Bathrooms, water closet compartments and other similar rooms shall be provided with aggregate glazing area in windows of not less than 3 square feet (0.3 m2), one-half of which must be openable.

Exception: The glazed areas shall not be required where artificial light and a mechanical ventilation system are provided.*Each room, which the shower opens into, but one vent will work*


----------



## pyrguy (Nov 16, 2010)

Robert

La still on the '06 Codes?

I'll have to look at the books for IRC but the IMC states,

"401.2 Ventilation required. Every occupied space shall be

 ventilated by natural means... or by mechanical...

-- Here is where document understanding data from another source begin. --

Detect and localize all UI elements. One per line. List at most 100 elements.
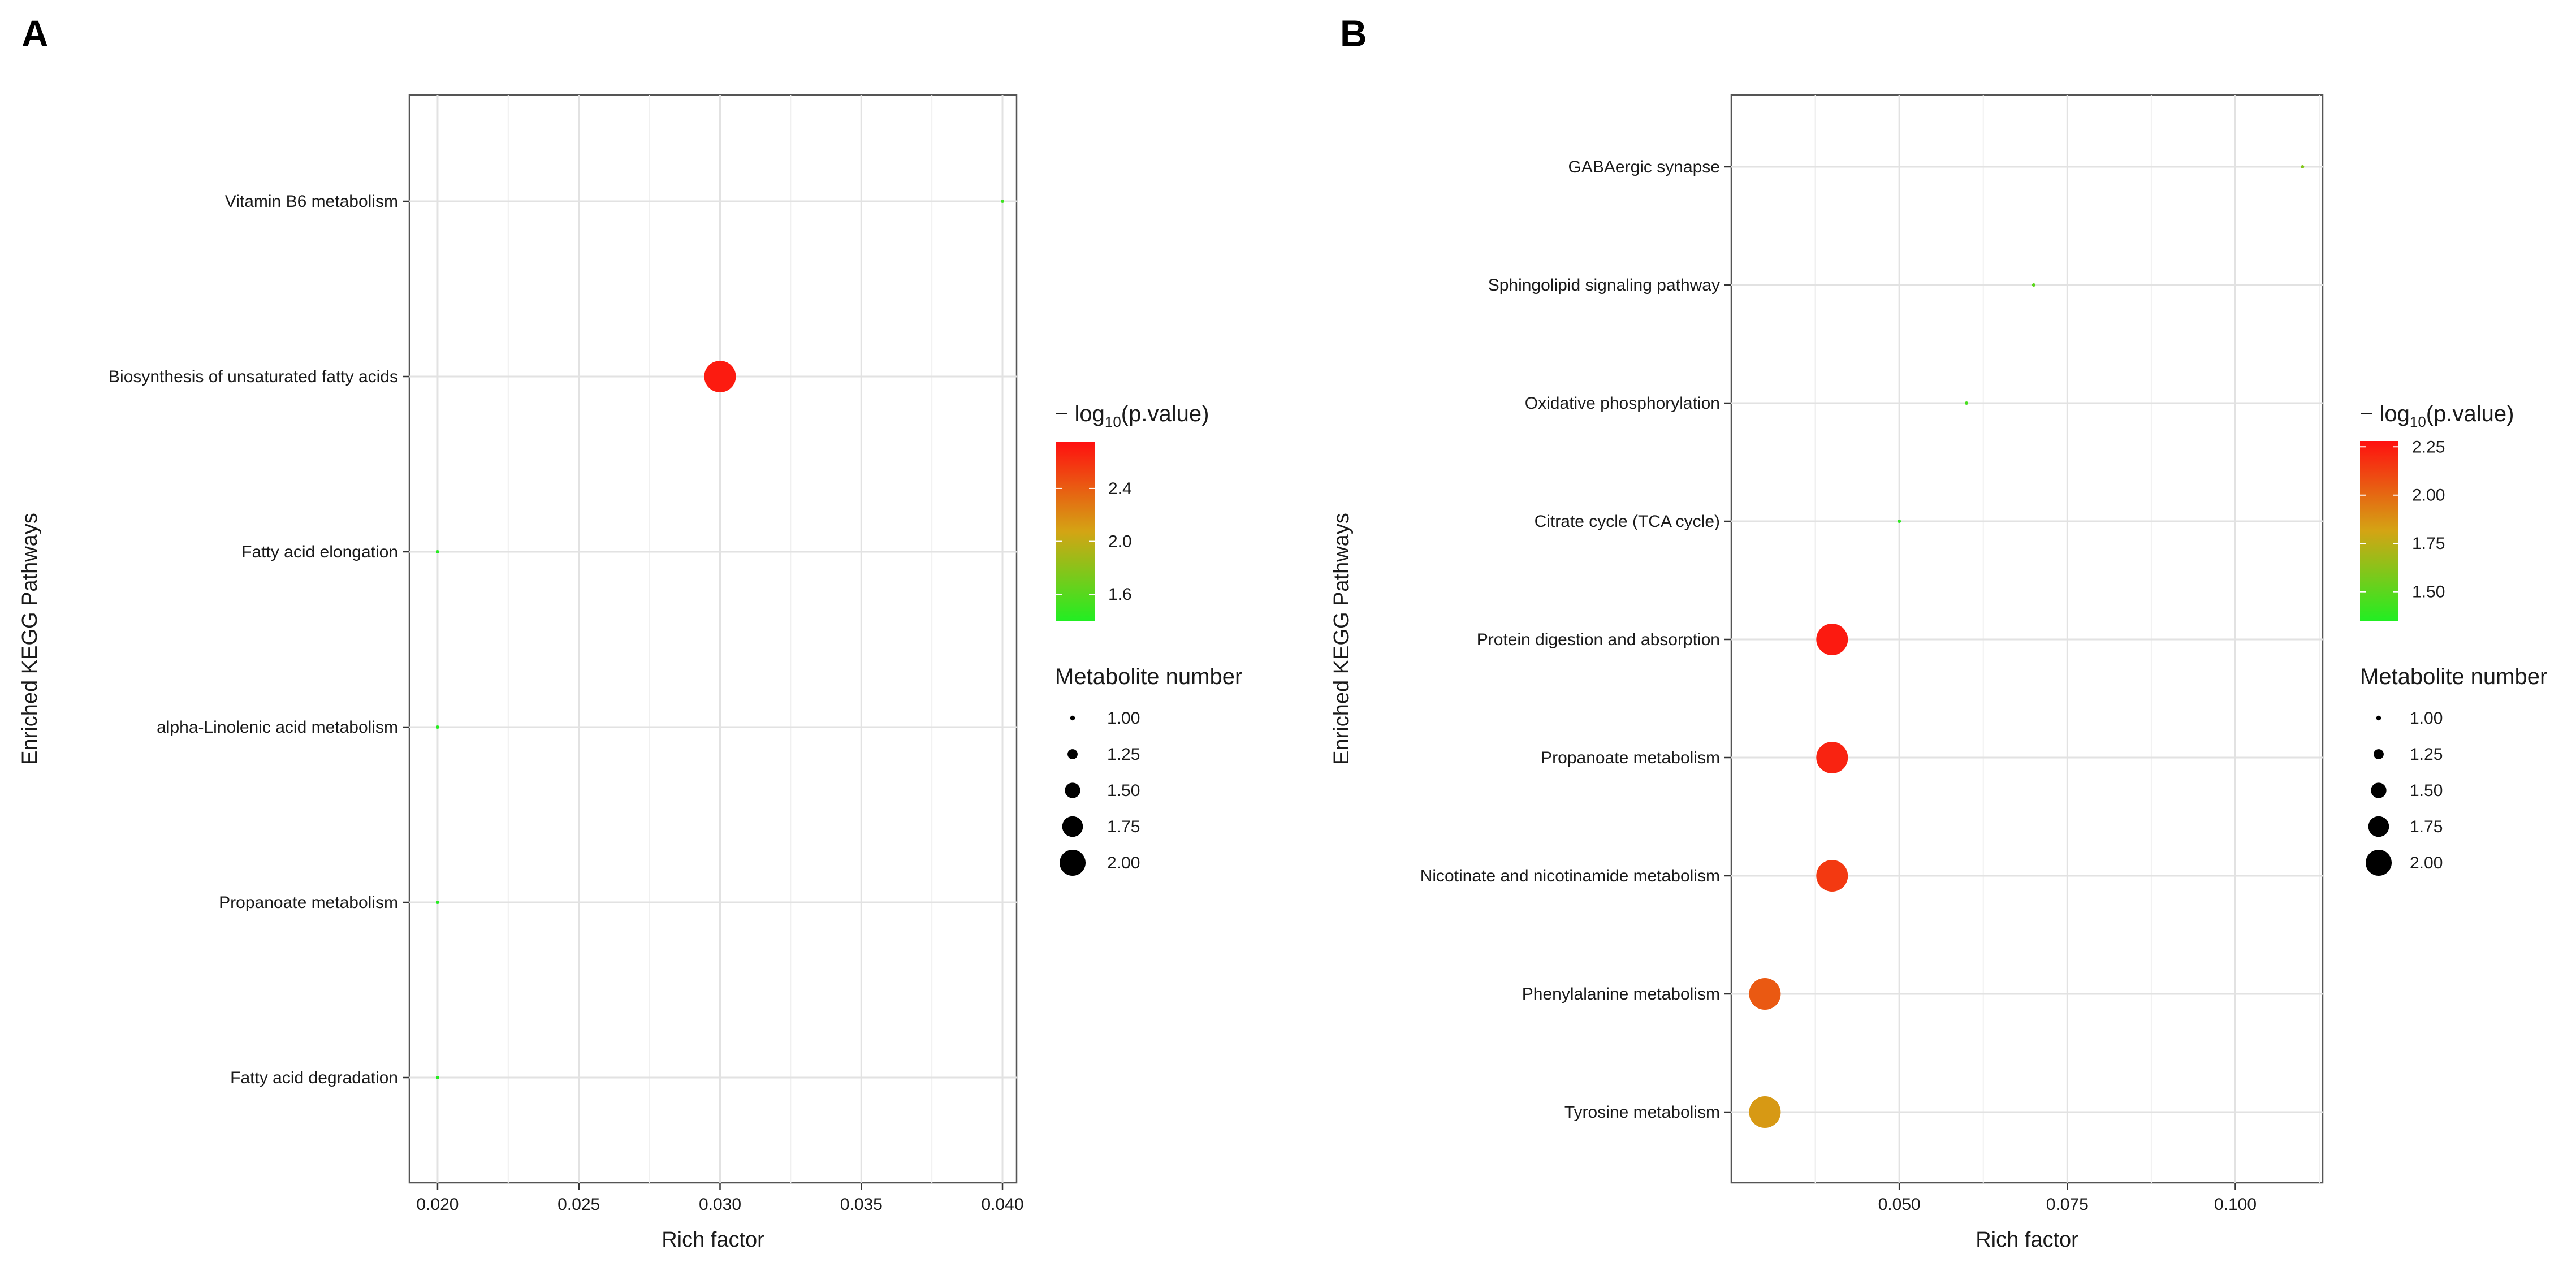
panel-a-plot-frame xyxy=(408,94,1018,1184)
panel-b-size-legend-title: Metabolite number xyxy=(2360,664,2547,689)
size-legend-label: 1.25 xyxy=(2410,745,2443,764)
panel-b-x-axis-title: Rich factor xyxy=(1976,1228,2078,1252)
panel-a-color-legend-title-prefix: − log xyxy=(1055,401,1105,426)
x-tick-label: 0.050 xyxy=(1878,1195,1921,1214)
panel-a-color-legend: − log10(p.value) 1.6 2.0 2.4 xyxy=(1055,401,1209,621)
point-biosynthesis-of-unsaturated-fatty-acids xyxy=(704,361,736,392)
panel-a-size-legend-title: Metabolite number xyxy=(1055,664,1242,689)
y-tick-label-gabaergic-synapse: GABAergic synapse xyxy=(1568,158,1720,176)
point-propanoate-metabolism xyxy=(1816,742,1848,773)
color-bar-tick-label: 1.6 xyxy=(1108,585,1132,604)
point-nicotinate-and-nicotinamide-metabolism xyxy=(1816,860,1848,892)
panel-b-x-ticks: 0.050 0.075 0.100 xyxy=(1878,1183,2257,1214)
y-tick-label-alpha-linolenic-acid-metabolism: alpha-Linolenic acid metabolism xyxy=(157,718,398,737)
size-legend-dot xyxy=(1065,782,1080,798)
point-gabaergic-synapse xyxy=(2301,165,2305,168)
y-tick-label-fatty-acid-degradation: Fatty acid degradation xyxy=(230,1069,398,1087)
point-phenylalanine-metabolism xyxy=(1749,978,1781,1010)
y-tick-label-citrate-cycle-tca-cycle: Citrate cycle (TCA cycle) xyxy=(1535,512,1720,531)
size-legend-dot xyxy=(1062,816,1083,837)
size-legend-dot xyxy=(1067,749,1078,759)
panel-a-grid xyxy=(409,95,1017,1183)
panel-b-y-axis-title: Enriched KEGG Pathways xyxy=(1330,513,1354,765)
y-tick-label-phenylalanine-metabolism: Phenylalanine metabolism xyxy=(1522,985,1720,1004)
panel-a: A Vitamin B6 metabolism Biosynthesis of u… xyxy=(18,12,1242,1252)
color-bar-tick-label: 2.25 xyxy=(2412,438,2445,456)
x-tick-label: 0.075 xyxy=(2046,1195,2089,1214)
y-tick-label-vitamin-b6-metabolism: Vitamin B6 metabolism xyxy=(225,192,398,211)
panel-b-size-legend: Metabolite number 1.00 1.25 1.50 1.75 2.00 xyxy=(2360,664,2547,876)
x-tick-label: 0.040 xyxy=(981,1195,1023,1214)
color-bar-tick-label: 1.75 xyxy=(2412,534,2445,553)
y-tick-label-biosynthesis-of-unsaturated-fatty-acids: Biosynthesis of unsaturated fatty acids xyxy=(109,367,398,386)
point-protein-digestion-and-absorption xyxy=(1816,624,1848,655)
point-fatty-acid-elongation xyxy=(435,550,439,553)
point-sphingolipid-signaling-pathway xyxy=(2032,283,2035,287)
panel-b-color-legend: − log10(p.value) 1.50 1.75 2.00 2.25 xyxy=(2360,401,2514,621)
size-legend-dot xyxy=(2376,715,2381,721)
point-propanoate-metabolism xyxy=(435,901,439,904)
panel-b-color-bar xyxy=(2360,441,2398,621)
x-tick-label: 0.035 xyxy=(840,1195,883,1214)
panel-a-letter: A xyxy=(21,12,49,54)
panel-b-color-legend-title-subscript: 10 xyxy=(2410,413,2426,430)
panel-a-color-bar-ticks: 1.6 2.0 2.4 xyxy=(1056,479,1132,604)
panel-a-x-axis-title: Rich factor xyxy=(662,1228,764,1252)
point-vitamin-b6-metabolism xyxy=(1001,200,1005,203)
y-tick-label-fatty-acid-elongation: Fatty acid elongation xyxy=(241,543,398,561)
panel-a-color-legend-title-subscript: 10 xyxy=(1105,413,1121,430)
panel-b-color-bar-ticks: 1.50 1.75 2.00 2.25 xyxy=(2360,438,2445,602)
size-legend-label: 1.50 xyxy=(2410,781,2443,800)
size-legend-label: 1.50 xyxy=(1107,781,1140,800)
size-legend-dot xyxy=(2366,850,2392,876)
y-tick-label-propanoate-metabolism: Propanoate metabolism xyxy=(1541,749,1720,767)
panel-a-y-ticks: Vitamin B6 metabolism Biosynthesis of uns… xyxy=(109,192,409,1087)
panel-a-size-legend-items: 1.00 1.25 1.50 1.75 2.00 xyxy=(1060,709,1140,876)
size-legend-label: 2.00 xyxy=(1107,854,1140,872)
panel-a-x-ticks: 0.020 0.025 0.030 0.035 0.040 xyxy=(416,1183,1024,1214)
color-bar-tick-label: 2.00 xyxy=(2412,486,2445,505)
size-legend-label: 1.75 xyxy=(1107,818,1140,836)
y-tick-label-nicotinate-and-nicotinamide-metabolism: Nicotinate and nicotinamide metabolism xyxy=(1420,867,1720,885)
size-legend-dot xyxy=(1060,850,1086,876)
point-oxidative-phosphorylation xyxy=(1965,401,1969,405)
x-tick-label: 0.100 xyxy=(2214,1195,2257,1214)
size-legend-label: 1.00 xyxy=(2410,709,2443,728)
y-tick-label-tyrosine-metabolism: Tyrosine metabolism xyxy=(1564,1103,1720,1122)
size-legend-dot xyxy=(2371,782,2387,798)
point-fatty-acid-degradation xyxy=(435,1076,439,1079)
y-tick-label-protein-digestion-and-absorption: Protein digestion and absorption xyxy=(1477,630,1720,649)
size-legend-label: 1.00 xyxy=(1107,709,1140,728)
x-tick-label: 0.025 xyxy=(557,1195,600,1214)
panel-b-letter: B xyxy=(1340,12,1367,54)
panel-a-size-legend: Metabolite number 1.00 1.25 1.50 1.75 2.00 xyxy=(1055,664,1242,876)
y-tick-label-oxidative-phosphorylation: Oxidative phosphorylation xyxy=(1525,394,1720,413)
point-alpha-linolenic-acid-metabolism xyxy=(435,725,439,729)
y-tick-label-sphingolipid-signaling-pathway: Sphingolipid signaling pathway xyxy=(1488,276,1720,295)
panel-b-color-legend-title-prefix: − log xyxy=(2360,401,2410,426)
color-bar-tick-label: 1.50 xyxy=(2412,583,2445,602)
panel-b-size-legend-items: 1.00 1.25 1.50 1.75 2.00 xyxy=(2366,709,2443,876)
panel-b-grid xyxy=(1731,95,2323,1183)
panel-a-color-legend-title-suffix: (p.value) xyxy=(1121,401,1209,426)
panel-b: B GABAergic synapse Sphingolipid signalin… xyxy=(1330,12,2547,1252)
size-legend-label: 2.00 xyxy=(2410,854,2443,872)
panel-b-color-legend-title: − log10(p.value) xyxy=(2360,401,2514,430)
size-legend-dot xyxy=(1070,715,1075,721)
panel-a-y-axis-title: Enriched KEGG Pathways xyxy=(18,513,42,765)
size-legend-dot xyxy=(2374,749,2384,759)
size-legend-label: 1.25 xyxy=(1107,745,1140,764)
panel-b-points xyxy=(1749,165,2305,1128)
size-legend-label: 1.75 xyxy=(2410,818,2443,836)
x-tick-label: 0.030 xyxy=(699,1195,741,1214)
panel-a-color-bar xyxy=(1056,442,1095,621)
point-tyrosine-metabolism xyxy=(1749,1096,1781,1128)
panel-b-color-legend-title-suffix: (p.value) xyxy=(2426,401,2514,426)
color-bar-tick-label: 2.0 xyxy=(1108,533,1132,551)
panel-a-points xyxy=(435,200,1005,1079)
x-tick-label: 0.020 xyxy=(416,1195,459,1214)
y-tick-label-propanoate-metabolism: Propanoate metabolism xyxy=(219,893,398,912)
point-citrate-cycle-tca-cycle xyxy=(1898,520,1901,523)
panel-b-y-ticks: GABAergic synapse Sphingolipid signaling … xyxy=(1420,158,1731,1122)
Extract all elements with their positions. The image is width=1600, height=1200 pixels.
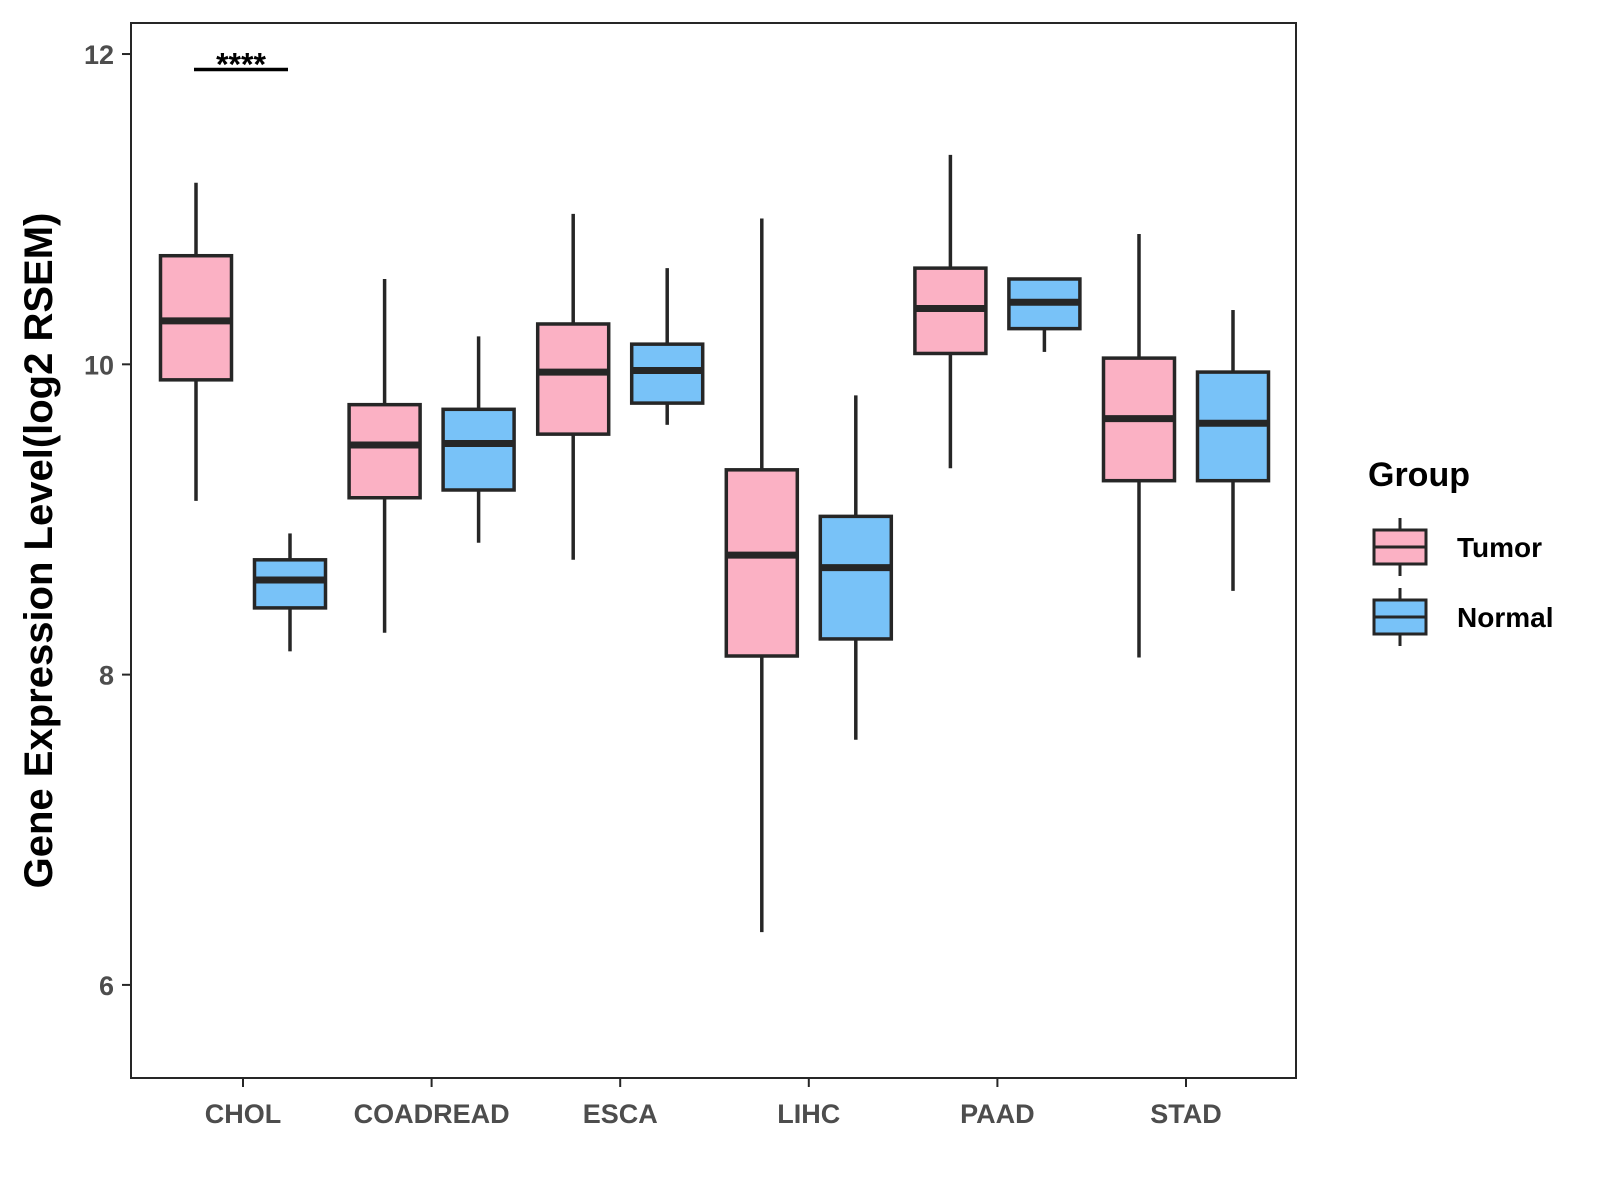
x-tick-label: COADREAD xyxy=(354,1099,510,1129)
axes: 6 8 10 12 CHOL COADREAD ESCA LIHC PAAD STAD Gene E… xyxy=(17,40,1222,1129)
box-tumor-esca xyxy=(535,213,611,560)
legend: Group Tumor Normal xyxy=(1368,456,1553,646)
box-tumor-paad xyxy=(913,154,988,469)
y-tick-label: 8 xyxy=(99,661,114,691)
y-tick-label: 10 xyxy=(84,350,114,380)
x-tick-label: PAAD xyxy=(960,1099,1035,1129)
y-tick-label: 12 xyxy=(84,40,114,70)
box-iqr xyxy=(252,558,328,610)
box-normal-lihc xyxy=(818,395,894,740)
y-axis-title: Gene Expression Level(log2 RSEM) xyxy=(17,213,61,889)
significance-label: **** xyxy=(216,47,266,83)
box-normal-coadread xyxy=(441,336,516,543)
plot-panel-border xyxy=(130,22,1297,1079)
box-iqr xyxy=(347,402,422,500)
box-normal-chol xyxy=(252,533,328,652)
legend-entry-normal: Normal xyxy=(1372,588,1553,646)
legend-label: Normal xyxy=(1457,602,1553,633)
plot-panel xyxy=(130,22,1297,1079)
plot-marks: **** xyxy=(158,47,1271,933)
box-iqr xyxy=(535,322,611,436)
box-iqr xyxy=(441,407,516,492)
x-tick-label: ESCA xyxy=(583,1099,658,1129)
legend-label: Tumor xyxy=(1457,532,1542,563)
box-iqr xyxy=(818,514,894,641)
box-tumor-lihc xyxy=(724,218,800,933)
legend-entry-tumor: Tumor xyxy=(1372,518,1542,576)
box-normal-paad xyxy=(1007,277,1082,352)
legend-title: Group xyxy=(1368,456,1470,494)
box-tumor-stad xyxy=(1101,234,1177,658)
box-tumor-chol xyxy=(158,182,234,501)
y-tick-label: 6 xyxy=(99,971,114,1001)
x-tick-label: STAD xyxy=(1150,1099,1222,1129)
box-normal-esca xyxy=(629,268,705,425)
box-tumor-coadread xyxy=(347,278,422,633)
box-normal-stad xyxy=(1195,310,1271,591)
x-tick-label: LIHC xyxy=(777,1099,840,1129)
box-iqr xyxy=(724,468,800,658)
x-tick-label: CHOL xyxy=(205,1099,282,1129)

IIRC, (I haven't done residential in almost three years) residential reads almost the same.

So, NO fans are not required. IF natural ventilation is used.

Be sure to read the section on openings between rooms with natural ventilation.

"* 402.3 Adjoining spaces... the opening to the adjoining rooms shall be unobstructed*

*and shall have an area not less... than 25 square feet (2.3 m2)..."*

*Normal doors do not have the required sqft area. *

*Quotes from 2006 IMC COPYRIGHT © 2009 by INTERNATIONAL CODE COUNCIL, INC.*


----------



## Jobsaver (Nov 16, 2010)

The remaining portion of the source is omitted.